Included among the "1001 Movies You Must See Before You Die", edited by Steven Schneider.
One of over 700 Paramount productions, filmed between 1929-49, that were sold to MCA/Universal in 1958 for television distribution, and have been owned and controlled by Universal ever since. It was first released on DVD 6 February 2001, and, since that time, has enjoyed occasional showings on cable TV on Turner Classic Movies.
Warren Zevon referenced the typewriter scene in his song "Carmelita": "Well, I pawned my Smith-Corona/And I went to meet my man He hangs out down on Alvarado Street/By the Pioneer Chicken stand." However, the song is about heroin, not alcohol.

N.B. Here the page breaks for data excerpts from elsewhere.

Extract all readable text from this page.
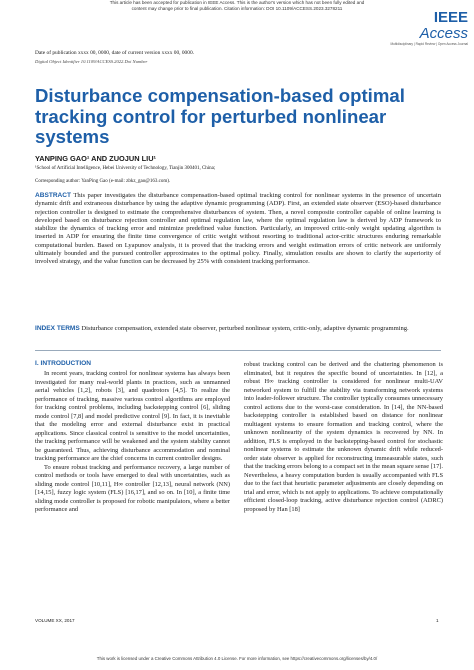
This article has been accepted for publication in IEEE Access. This is the author's version which has not been fully edited and
content may change prior to final publication. Citation information: DOI 10.1109/ACCESS.2023.3278211
IEEE Access
Multidisciplinary | Rapid Review | Open Access Journal
Date of publication xxxx 00, 0000, date of current version xxxx 00, 0000.
Digital Object Identifier 10.1109/ACCESS.2022.Doi Number
Disturbance compensation-based optimal tracking control for perturbed nonlinear systems
YANPING GAO¹ AND ZUOJUN LIU¹
¹School of Artificial Intelligence, Hebei University of Technology, Tianjin 300401, China;
Corresponding author: YanPing Gao (e-mail: zbkz_gao@163.com).
ABSTRACT This paper investigates the disturbance compensation-based optimal tracking control for nonlinear systems in the presence of uncertain dynamic drift and extraneous disturbance by using the adaptive dynamic programming (ADP). First, an extended state observer (ESO)-based disturbance rejection controller is designed to estimate the comprehensive disturbances of system. Then, a novel composite controller capable of online learning is developed based on disturbance rejection controller and optimal regulation law, where the optimal regulation law is derived by ADP framework to stabilize the dynamics of tracking error and minimize predefined value function. Particularly, an improved critic-only weight updating algorithm is inserted in ADP for ensuring the finite time convergence of critic weight without resorting to traditional actor-critic structures enduring remarkable computational burden. Based on Lyapunov analysis, it is proved that the tracking errors and weight estimation errors of critic network are uniformly ultimately bounded and the pursued controller approximates to the optimal policy. Finally, simulation results are shown to clarify the superiority of involved strategy, and the value function can be decreased by 25% with consistent tracking performance.
INDEX TERMS Disturbance compensation, extended state observer, perturbed nonlinear system, critic-only, adaptive dynamic programming.
I. INTRODUCTION

In recent years, tracking control for nonlinear systems has always been investigated for many real-world plants in practices, such as unmanned aerial vehicles [1,2], robots [3], and quadrotors [4,5]. To realize the performance of tracking, massive various control algorithms are employed for tracking control problems, including backstepping control [6], sliding mode control [7,8] and model predictive control [9]. In fact, it is inevitable that the modeling error and external disturbance exist in practical applications. Since classical control is sensitive to the model uncertainties, the tracking performance will be weakened and the system stability cannot be guaranteed. Thus, achieving disturbance accommodation and nominal tracking performance are the chief concerns in current controller designs.

To ensure robust tracking and performance recovery, a large number of control methods or tools have emerged to deal with uncertainties, such as sliding mode control [10,11], H∞ controller [12,13], neural network (NN) [14,15], fuzzy logic system (FLS) [16,17], and so on. In [10], a finite time sliding mode controller is proposed for robotic manipulators, where a better performance and

robust tracking control can be derived and the chattering phenomenon is eliminated, but it requires the specific bound of uncertainties. In [12], a robust H∞ tracking controller is considered for nonlinear multi-UAV networked system to fulfill the stability via transforming network systems into leader-follower structure. The controller typically consumes unnecessary control actions due to the worst-case consideration. In [14], the NN-based backstepping controller is established based on distance for nonlinear multiagent systems to ensure formation and tracking control, where the unknown nonlinearity of the system dynamics is recovered by NN. In addition, FLS is employed in the backstepping-based control for stochastic nonlinear systems to estimate the unknown dynamic drift while reduced-order state observer is applied for reconstructing immeasurable states, such that the tracking errors belong to a compact set in the mean square sense [17]. Nevertheless, a heavy computation burden is usually accompanied with FLS due to the fact that heuristic parameter adjustments are closely depending on trial and error, which is not apply to applications. To achieve computationally efficient closed-loop tracking, active disturbance rejection control (ADRC) proposed by Han [18]

VOLUME XX, 2017	1
This work is licensed under a Creative Commons Attribution 4.0 License. For more information, see https://creativecommons.org/licenses/by/4.0/
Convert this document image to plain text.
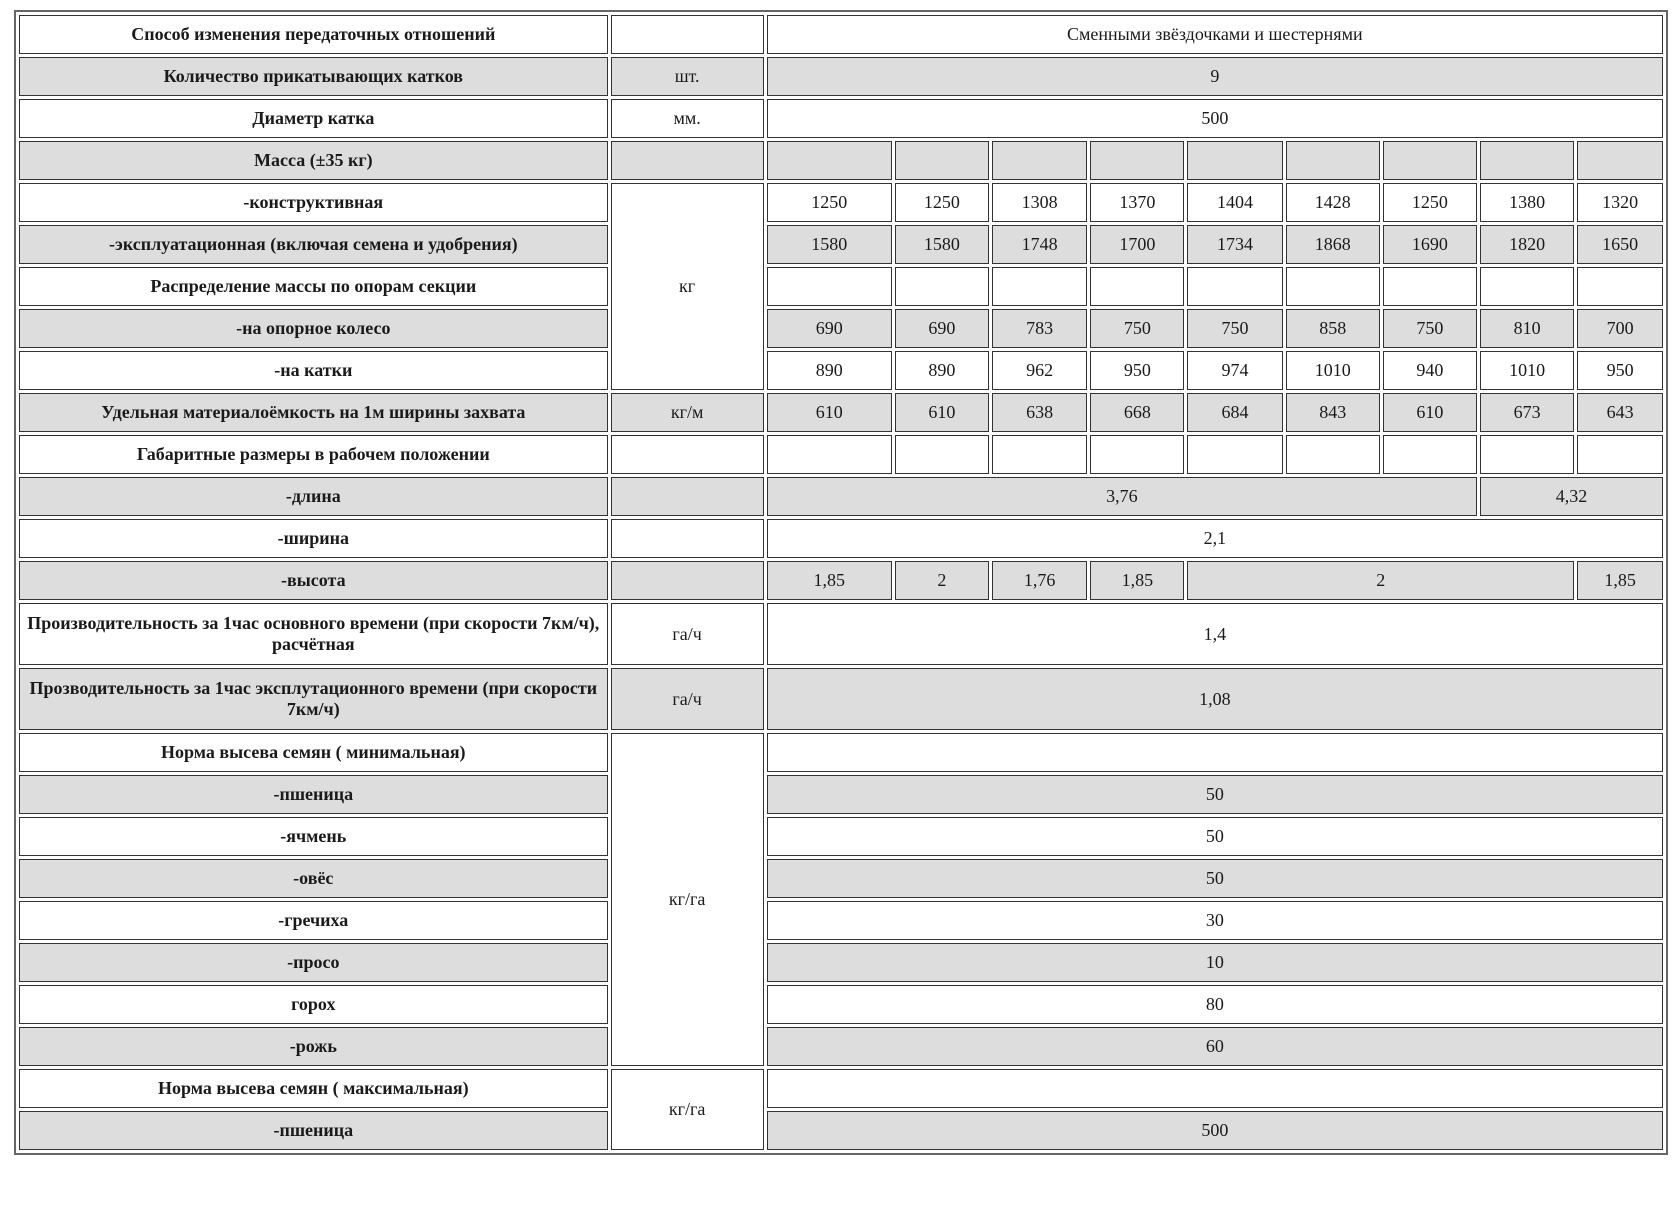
Способ изменения передаточных отношений		Сменными звёздочками и шестернями								
Количество прикатывающих катков	шт.	9								
Диаметр катка	мм.	500								
Масса (±35 кг)										
-конструктивная	кг	1250	1250	1308	1370	1404	1428	1250	1380	1320
-эксплуатационная (включая семена и удобрения)		1580	1580	1748	1700	1734	1868	1690	1820	1650
Распределение массы по опорам секции										
-на опорное колесо		690	690	783	750	750	858	750	810	700
-на катки		890	890	962	950	974	1010	940	1010	950
Удельная материалоёмкость на 1м ширины захвата	кг/м	610	610	638	668	684	843	610	673	643
Габаритные размеры в рабочем положении										
-длина		3,76							4,32	
-ширина		2,1								
-высота		1,85	2	1,76	1,85	2				1,85
Производительность за 1час основного времени (при скорости 7км/ч), расчётная	га/ч	1,4								
Прозводительность за 1час эксплутационного времени (при скорости 7км/ч)	га/ч	1,08								
Норма высева семян ( минимальная)	кг/га									
-пшеница		50								
-ячмень		50								
-овёс		50								
-гречиха		30								
-просо		10								
горох		80								
-рожь		60								
Норма высева семян ( максимальная)	кг/га									
-пшеница		500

Ray Milland's Oscar winning performance in this film is his only Academy Award nomination.
One of two films starring Ray Milland that deals with alcoholism and co-stars a wife of Ronald Reagan. This one features his first wife, Jane Wyman, and the other--Night Into Morning (1951)--features his second wife, Nancy Davis.
Included among the American Film Institute's 1998 list of the 400 movies nominated for the Top 100 Greatest American Movies.
The very near-sighted Phillip Terry wears his own glasses with prescription lenses in this film.